その点で、映画の構成としても商業的な戦略としても、成功している作品と言えるかも知れない。
SPECらしいギャグシーンも結構あるのだが、
ストーリー自体が結構ダークなため、
あまり笑える雰囲気ではない。
そんな中で光っていたのは、
バナナ好きの医師を演じた渡辺いっけいと、
まさかの復活を遂げた吉川を演じた北村一輝の両名優。
また、ラッパーのバイク便など忘れかけていた小ネタも、
ドラマからのファンなら笑えない事もない。
小ネタと言えば、
香椎由宇演じる水を操るスペックホルダー、城旭斎浄海。
奇抜な外見とキャラ設定もさることながら、
"ジョジョ立ち"で未詳のメンバーの前に現れ当麻にそれを突っ込まれるという登場シーンがあるのだが、
よくよく考えると名前が城旭斎浄海(ジョウキョクサイジョウカイ)、つまり、ジョジョ。

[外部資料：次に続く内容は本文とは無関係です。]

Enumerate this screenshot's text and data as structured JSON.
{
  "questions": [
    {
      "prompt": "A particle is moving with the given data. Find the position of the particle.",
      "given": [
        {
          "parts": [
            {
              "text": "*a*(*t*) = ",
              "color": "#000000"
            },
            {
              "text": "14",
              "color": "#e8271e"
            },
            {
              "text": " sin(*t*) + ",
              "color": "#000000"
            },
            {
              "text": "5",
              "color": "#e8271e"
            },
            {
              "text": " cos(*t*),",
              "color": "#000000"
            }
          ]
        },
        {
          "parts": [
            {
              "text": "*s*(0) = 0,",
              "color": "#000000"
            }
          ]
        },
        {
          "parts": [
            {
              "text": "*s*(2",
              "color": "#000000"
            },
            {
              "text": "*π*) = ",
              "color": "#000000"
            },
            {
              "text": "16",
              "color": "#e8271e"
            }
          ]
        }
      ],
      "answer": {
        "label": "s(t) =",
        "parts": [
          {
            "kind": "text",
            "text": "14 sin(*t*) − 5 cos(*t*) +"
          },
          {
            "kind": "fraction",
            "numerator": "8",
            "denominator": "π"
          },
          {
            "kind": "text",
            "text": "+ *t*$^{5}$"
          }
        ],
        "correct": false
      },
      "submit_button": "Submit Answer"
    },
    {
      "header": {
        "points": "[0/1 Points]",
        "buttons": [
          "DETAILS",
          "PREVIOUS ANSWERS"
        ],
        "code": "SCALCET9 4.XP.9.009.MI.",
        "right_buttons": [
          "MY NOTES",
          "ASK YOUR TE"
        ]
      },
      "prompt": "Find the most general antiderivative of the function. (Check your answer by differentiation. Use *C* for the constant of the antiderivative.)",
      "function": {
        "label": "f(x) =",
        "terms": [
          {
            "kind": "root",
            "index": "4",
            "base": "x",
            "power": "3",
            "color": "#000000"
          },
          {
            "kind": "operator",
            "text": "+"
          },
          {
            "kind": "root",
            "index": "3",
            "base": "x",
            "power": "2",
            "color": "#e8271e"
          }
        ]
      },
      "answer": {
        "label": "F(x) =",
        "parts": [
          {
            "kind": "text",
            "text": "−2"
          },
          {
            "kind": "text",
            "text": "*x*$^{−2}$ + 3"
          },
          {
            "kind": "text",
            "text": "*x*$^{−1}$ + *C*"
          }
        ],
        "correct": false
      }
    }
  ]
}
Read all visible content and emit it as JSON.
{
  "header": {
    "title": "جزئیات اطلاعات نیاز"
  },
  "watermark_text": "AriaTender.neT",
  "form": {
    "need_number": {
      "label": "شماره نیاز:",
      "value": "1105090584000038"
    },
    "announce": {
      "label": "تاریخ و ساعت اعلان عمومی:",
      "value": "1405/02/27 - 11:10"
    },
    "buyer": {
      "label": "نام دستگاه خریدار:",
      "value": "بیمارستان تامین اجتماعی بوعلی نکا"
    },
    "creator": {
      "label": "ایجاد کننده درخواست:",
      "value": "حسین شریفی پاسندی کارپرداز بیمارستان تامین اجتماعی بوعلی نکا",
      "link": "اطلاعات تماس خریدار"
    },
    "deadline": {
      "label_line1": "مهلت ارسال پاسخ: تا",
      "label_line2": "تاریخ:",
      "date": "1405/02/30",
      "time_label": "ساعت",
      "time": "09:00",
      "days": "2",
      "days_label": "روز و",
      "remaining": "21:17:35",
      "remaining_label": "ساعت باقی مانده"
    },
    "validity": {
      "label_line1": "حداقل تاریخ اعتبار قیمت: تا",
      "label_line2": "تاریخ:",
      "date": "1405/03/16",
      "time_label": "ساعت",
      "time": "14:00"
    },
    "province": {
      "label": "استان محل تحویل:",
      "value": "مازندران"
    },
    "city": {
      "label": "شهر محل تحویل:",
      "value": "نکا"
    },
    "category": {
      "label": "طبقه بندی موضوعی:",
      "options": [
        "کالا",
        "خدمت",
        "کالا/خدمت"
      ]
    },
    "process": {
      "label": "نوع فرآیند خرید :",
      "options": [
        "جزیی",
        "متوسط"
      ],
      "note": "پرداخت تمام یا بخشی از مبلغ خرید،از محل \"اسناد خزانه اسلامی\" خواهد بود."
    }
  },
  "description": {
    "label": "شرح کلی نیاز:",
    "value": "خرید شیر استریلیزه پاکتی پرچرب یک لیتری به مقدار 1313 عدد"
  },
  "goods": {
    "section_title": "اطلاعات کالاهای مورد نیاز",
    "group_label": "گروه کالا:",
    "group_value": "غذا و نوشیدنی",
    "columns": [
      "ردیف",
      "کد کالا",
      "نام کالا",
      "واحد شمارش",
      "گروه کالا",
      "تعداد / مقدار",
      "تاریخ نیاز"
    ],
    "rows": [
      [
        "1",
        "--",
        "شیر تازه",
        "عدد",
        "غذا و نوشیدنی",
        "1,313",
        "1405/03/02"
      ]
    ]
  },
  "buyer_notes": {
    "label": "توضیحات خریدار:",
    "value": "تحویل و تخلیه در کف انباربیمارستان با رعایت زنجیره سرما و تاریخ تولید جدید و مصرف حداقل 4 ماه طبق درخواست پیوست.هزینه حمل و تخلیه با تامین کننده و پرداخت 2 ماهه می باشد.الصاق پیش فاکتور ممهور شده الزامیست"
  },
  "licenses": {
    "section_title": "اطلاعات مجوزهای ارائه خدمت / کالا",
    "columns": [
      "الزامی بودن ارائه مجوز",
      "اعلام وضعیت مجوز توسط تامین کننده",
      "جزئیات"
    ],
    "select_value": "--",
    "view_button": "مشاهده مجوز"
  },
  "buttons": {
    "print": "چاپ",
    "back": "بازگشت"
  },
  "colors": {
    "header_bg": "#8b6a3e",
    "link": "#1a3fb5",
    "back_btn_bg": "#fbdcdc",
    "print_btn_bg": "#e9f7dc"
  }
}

先述したアクションシーンをもうひとつ加えるとするなら、
彼女に別の見せ場を与えても良かったと思う。

香椎由宇と言い、天の浅野ゆう子と言い、
よくこんなキャラOKしたなぁと思う。

そもそも観客の対象としているのが、
ドラマシリーズからのファン限定、一見さんお断りの作品だが、
せっかく天まで観たなら本作も観るべきだし、
本作を観たら後編を必ず観たくなると思う。